Alberta’s power grid capacity is about 18,000 megawatts. Just a few years ago, in 2015, coal generated close to two-thirds of the province’s power. That year, a suite of climate policies introduced by the newly elected NDP included a goal to get Alberta off coal power by 2030, which is now set to happen by the end of 2023. Currently, about one-third of the grid is renewable power.
But the United Conservative Party government says the surge in wind and solar projects means policies need to be updated to reflect the current state of the market.
Affordability and Utilities Minister Nathan Neudorf said that could include mandatory security bonds that renewable developers must pay to ensure projects can be cleaned up when they reach the end of their life.
“When the electricity grid was set up 25 years ago, those were great policies, but the world’s changed. So we need to address this quickly and answer some of these challenges,” he told The Globe and Mail in an interview.
The pause on project approvals before the Alberta Utilities Commission (AUC) begins on Thursday, and runs until Feb. 29. Work on the policy review will begin immediately, led by the AUC. Microgeneration, projects under one megawatt and isolated generation projects will be exempted from the pause.
“The sooner we start with a defined process and timeline, the sooner we can resolve these items and move forward together,” Mr. Neudorf said.
“We think that transparency, as well as collaboration with industry, is going to set clear expectations, saying we all want to work together to a great end.”
There are 3,400 megawatts of wind and solar projects currently under construction in Alberta, worth more than $2.7-billion. They have brought jobs and a flood of new revenue for rural municipalities in the form of taxes.
But the developments have also caused consternation.
Rural municipalities worry that prime agricultural land is being used for solar panels rather than crops, and residents aren’t always fans of the wind turbines that spin on the horizon.
And energy projects have stung rural communities before. Orphaned oil and gas wells litter the province, left behind by bankrupt operators or run partially dry then sold to small companies that can’t – or won’t – pay to plug and mitigate them. Municipal councils and landowners don’t want to be stuck with a similar problem when it comes to solar and wind assets.
Renewable developers generally include terms to cover cleanup in contracts with landowners, but rural municipalities have said that’s not enough of a guarantee.
At the Rural Municipalities of Alberta fall convention last year, a resolution passed that urged the province to learn from its mistakes with fossil fuels and deal with the end-of-life issue for renewables before it’s too late. It asked the government to mandate the collection of adequate funds for a cleanup via, for example, a reclamation surety bond as a condition of project approval, with the amount of the bond based on data-driven projections of actual reclamation costs.

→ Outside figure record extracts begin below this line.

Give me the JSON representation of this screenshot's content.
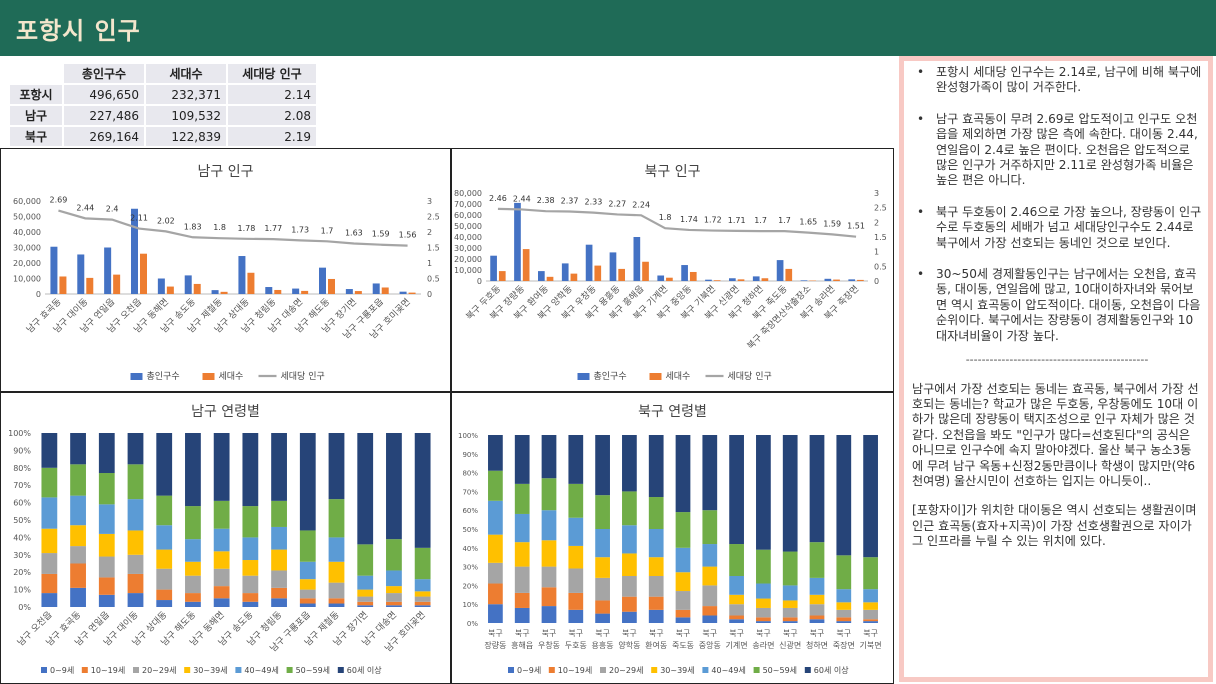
{
  "header": {
    "title": "포항시 인구"
  },
  "summary_table": {
    "headers": [
      "",
      "총인구수",
      "세대수",
      "세대당 인구"
    ],
    "rows": [
      [
        "포항시",
        "496,650",
        "232,371",
        "2.14"
      ],
      [
        "남구",
        "227,486",
        "109,532",
        "2.08"
      ],
      [
        "북구",
        "269,164",
        "122,839",
        "2.19"
      ]
    ]
  },
  "notes": {
    "bullets": [
      "포항시 세대당 인구수는 2.14로, 남구에 비해 북구에 완성형가족이 많이 거주한다.",
      "남구 효곡동이 무려 2.69로 압도적이고 인구도 오천읍을 제외하면 가장 많은 측에 속한다. 대이동 2.44, 연일읍이 2.4로 높은 편이다. 오천읍은 압도적으로 많은 인구가 거주하지만 2.11로 완성형가족 비율은 높은 편은 아니다.",
      "북구 두호동이 2.46으로 가장 높으나, 장량동이 인구수로 두호동의 세배가 넘고 세대당인구수도 2.44로 북구에서 가장 선호되는 동네인 것으로 보인다.",
      "30~50세 경제활동인구는 남구에서는 오천읍, 효곡동, 대이동, 연일읍에 많고, 10대이하자녀와 묶어보면 역시 효곡동이 압도적이다. 대이동, 오천읍이 다음 순위이다. 북구에서는 장량동이 경제활동인구와 10대자녀비율이 가장 높다."
    ],
    "divider": "----------------------------------------------",
    "paragraphs": [
      "남구에서 가장 선호되는 동네는 효곡동, 북구에서 가장 선호되는 동네는? 학교가 많은 두호동, 우창동에도 10대 이하가 많은데 장량동이 택지조성으로 인구 자체가 많은 것 같다. 오천읍을 봐도 \"인구가 많다=선호된다\"의 공식은 아니므로 인구수에 속지 말아야겠다. 울산 북구 농소3동에 무려 남구 옥동+신정2동만큼이나 학생이 많지만(약6천여명) 울산시민이 선호하는 입지는 아니듯이..",
      "[포항자이]가 위치한 대이동은 역시 선호되는 생활권이며 인근 효곡동(효자+지곡)이 가장 선호생활권으로 자이가 그 인프라를 누릴 수 있는 위치에 있다."
    ]
  },
  "chart_data": [
    {
      "type": "bar",
      "title": "남구 인구",
      "categories": [
        "남구 효곡동",
        "남구 대이동",
        "남구 연일읍",
        "남구 오천읍",
        "남구 동해면",
        "남구 송도동",
        "남구 제철동",
        "남구 상대동",
        "남구 청림동",
        "남구 대송면",
        "남구 해도동",
        "남구 장기면",
        "남구 구룡포읍",
        "남구 호미곶면"
      ],
      "series": [
        {
          "name": "총인구수",
          "kind": "bar",
          "axis": "left",
          "values": [
            30500,
            25500,
            30000,
            55000,
            10000,
            12000,
            2500,
            24500,
            4500,
            3500,
            17000,
            3200,
            6800,
            1500
          ]
        },
        {
          "name": "세대수",
          "kind": "bar",
          "axis": "left",
          "values": [
            11300,
            10400,
            12500,
            26000,
            4800,
            6500,
            1400,
            13700,
            2600,
            2000,
            9700,
            1900,
            4200,
            900
          ]
        },
        {
          "name": "세대당 인구",
          "kind": "line",
          "axis": "right",
          "values": [
            2.69,
            2.44,
            2.4,
            2.11,
            2.02,
            1.83,
            1.8,
            1.78,
            1.77,
            1.73,
            1.7,
            1.63,
            1.59,
            1.56
          ]
        }
      ],
      "ylim": [
        0,
        60000
      ],
      "yticks": [
        "0",
        "10,000",
        "20,000",
        "30,000",
        "40,000",
        "50,000",
        "60,000"
      ],
      "y2lim": [
        0,
        3
      ],
      "y2ticks": [
        "0",
        "0.5",
        "1",
        "1.5",
        "2",
        "2.5",
        "3"
      ],
      "legend": "bottom",
      "colors": {
        "총인구수": "#4472c4",
        "세대수": "#ed7d31",
        "세대당 인구": "#a5a5a5"
      }
    },
    {
      "type": "bar",
      "title": "북구 인구",
      "categories": [
        "북구 두호동",
        "북구 장량동",
        "북구 환여동",
        "북구 양학동",
        "북구 우창동",
        "북구 용흥동",
        "북구 흥해읍",
        "북구 기계면",
        "북구 중앙동",
        "북구 기북면",
        "북구 신광면",
        "북구 청하면",
        "북구 죽도동",
        "북구 죽장면산삭출장소",
        "북구 송라면",
        "북구 죽장면"
      ],
      "series": [
        {
          "name": "총인구수",
          "kind": "bar",
          "axis": "left",
          "values": [
            23000,
            71000,
            9000,
            16000,
            33000,
            26000,
            40000,
            5000,
            14500,
            1200,
            2500,
            4200,
            19000,
            600,
            2000,
            1500
          ]
        },
        {
          "name": "세대수",
          "kind": "bar",
          "axis": "left",
          "values": [
            9000,
            29000,
            3800,
            6700,
            14000,
            11000,
            17500,
            3000,
            8200,
            700,
            1500,
            2500,
            11000,
            400,
            1300,
            1000
          ]
        },
        {
          "name": "세대당 인구",
          "kind": "line",
          "axis": "right",
          "values": [
            2.46,
            2.44,
            2.38,
            2.37,
            2.33,
            2.27,
            2.24,
            1.8,
            1.74,
            1.72,
            1.71,
            1.7,
            1.7,
            1.65,
            1.59,
            1.51
          ]
        }
      ],
      "ylim": [
        0,
        80000
      ],
      "yticks": [
        "0",
        "10,000",
        "20,000",
        "30,000",
        "40,000",
        "50,000",
        "60,000",
        "70,000",
        "80,000"
      ],
      "y2lim": [
        0,
        3
      ],
      "y2ticks": [
        "0",
        "0.5",
        "1",
        "1.5",
        "2",
        "2.5",
        "3"
      ],
      "legend": "bottom",
      "colors": {
        "총인구수": "#4472c4",
        "세대수": "#ed7d31",
        "세대당 인구": "#a5a5a5"
      }
    },
    {
      "type": "bar",
      "stacked": "percent",
      "title": "남구 연령별",
      "categories": [
        "남구 오천읍",
        "남구 효곡동",
        "남구 연일읍",
        "남구 대이동",
        "남구 상대동",
        "남구 해도동",
        "남구 동해면",
        "남구 송도동",
        "남구 청림동",
        "남구 구룡포읍",
        "남구 제철동",
        "남구 장기면",
        "남구 대송면",
        "남구 호미곶면"
      ],
      "series": [
        {
          "name": "0~9세",
          "values": [
            8,
            11,
            7,
            8,
            4,
            3,
            5,
            3,
            5,
            2,
            2,
            1,
            1,
            1
          ]
        },
        {
          "name": "10~19세",
          "values": [
            11,
            14,
            10,
            11,
            6,
            5,
            7,
            5,
            6,
            3,
            3,
            2,
            2,
            2
          ]
        },
        {
          "name": "20~29세",
          "values": [
            12,
            10,
            12,
            11,
            12,
            10,
            10,
            10,
            10,
            5,
            9,
            3,
            5,
            3
          ]
        },
        {
          "name": "30~39세",
          "values": [
            14,
            12,
            13,
            14,
            11,
            8,
            10,
            9,
            12,
            6,
            12,
            4,
            4,
            3
          ]
        },
        {
          "name": "40~49세",
          "values": [
            18,
            17,
            17,
            18,
            14,
            13,
            13,
            13,
            13,
            10,
            14,
            8,
            9,
            7
          ]
        },
        {
          "name": "50~59세",
          "values": [
            17,
            18,
            18,
            20,
            17,
            19,
            16,
            18,
            15,
            18,
            22,
            18,
            18,
            18
          ]
        },
        {
          "name": "60세 이상",
          "values": [
            20,
            18,
            23,
            18,
            36,
            42,
            39,
            42,
            39,
            56,
            38,
            64,
            61,
            66
          ]
        }
      ],
      "yticks": [
        "0%",
        "10%",
        "20%",
        "30%",
        "40%",
        "50%",
        "60%",
        "70%",
        "80%",
        "90%",
        "100%"
      ],
      "legend": "bottom",
      "colors": {
        "0~9세": "#4472c4",
        "10~19세": "#ed7d31",
        "20~29세": "#a5a5a5",
        "30~39세": "#ffc000",
        "40~49세": "#5b9bd5",
        "50~59세": "#70ad47",
        "60세 이상": "#264478"
      }
    },
    {
      "type": "bar",
      "stacked": "percent",
      "title": "북구 연령별",
      "categories": [
        "북구 장량동",
        "북구 흥해읍",
        "북구 우창동",
        "북구 두호동",
        "북구 용흥동",
        "북구 양학동",
        "북구 환여동",
        "북구 죽도동",
        "북구 중앙동",
        "북구 기계면",
        "북구 송라면",
        "북구 신광면",
        "북구 청하면",
        "북구 죽장면",
        "북구 기북면"
      ],
      "series": [
        {
          "name": "0~9세",
          "values": [
            10,
            8,
            9,
            7,
            5,
            6,
            7,
            3,
            4,
            2,
            1,
            1,
            2,
            1,
            1
          ]
        },
        {
          "name": "10~19세",
          "values": [
            11,
            8,
            10,
            9,
            7,
            8,
            7,
            4,
            5,
            2,
            2,
            2,
            2,
            2,
            1
          ]
        },
        {
          "name": "20~29세",
          "values": [
            11,
            14,
            11,
            13,
            12,
            11,
            11,
            10,
            11,
            6,
            5,
            5,
            6,
            4,
            5
          ]
        },
        {
          "name": "30~39세",
          "values": [
            15,
            13,
            14,
            12,
            11,
            12,
            10,
            10,
            10,
            5,
            5,
            4,
            5,
            4,
            4
          ]
        },
        {
          "name": "40~49세",
          "values": [
            18,
            15,
            16,
            15,
            15,
            15,
            15,
            13,
            12,
            10,
            8,
            8,
            9,
            7,
            7
          ]
        },
        {
          "name": "50~59세",
          "values": [
            16,
            16,
            17,
            18,
            18,
            18,
            17,
            19,
            18,
            17,
            18,
            18,
            19,
            18,
            17
          ]
        },
        {
          "name": "60세 이상",
          "values": [
            19,
            26,
            23,
            26,
            32,
            30,
            33,
            41,
            40,
            58,
            61,
            62,
            57,
            64,
            65
          ]
        }
      ],
      "yticks": [
        "0%",
        "10%",
        "20%",
        "30%",
        "40%",
        "50%",
        "60%",
        "70%",
        "80%",
        "90%",
        "100%"
      ],
      "legend": "bottom",
      "colors": {
        "0~9세": "#4472c4",
        "10~19세": "#ed7d31",
        "20~29세": "#a5a5a5",
        "30~39세": "#ffc000",
        "40~49세": "#5b9bd5",
        "50~59세": "#70ad47",
        "60세 이상": "#264478"
      }
    }
  ]
}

“We’re only expecting this industry to grow. The sooner we can actually get those expectations clearly defined and outlined for what happens at the end of life and reclamation, who pays how much, the better,” Mr. Neudorf said.
He said approximately 15 renewable projects will be affected by the pause.
The government has already spoken with around 200 individuals, Mr. Neudorf said, including landowners, stakeholder groups, consumer advocates and power providers that rely heavily on natural gas. He will meet with the Canadian Renewable Energy Association – the main group that advocates for wind, solar and energy storage solutions – later this week.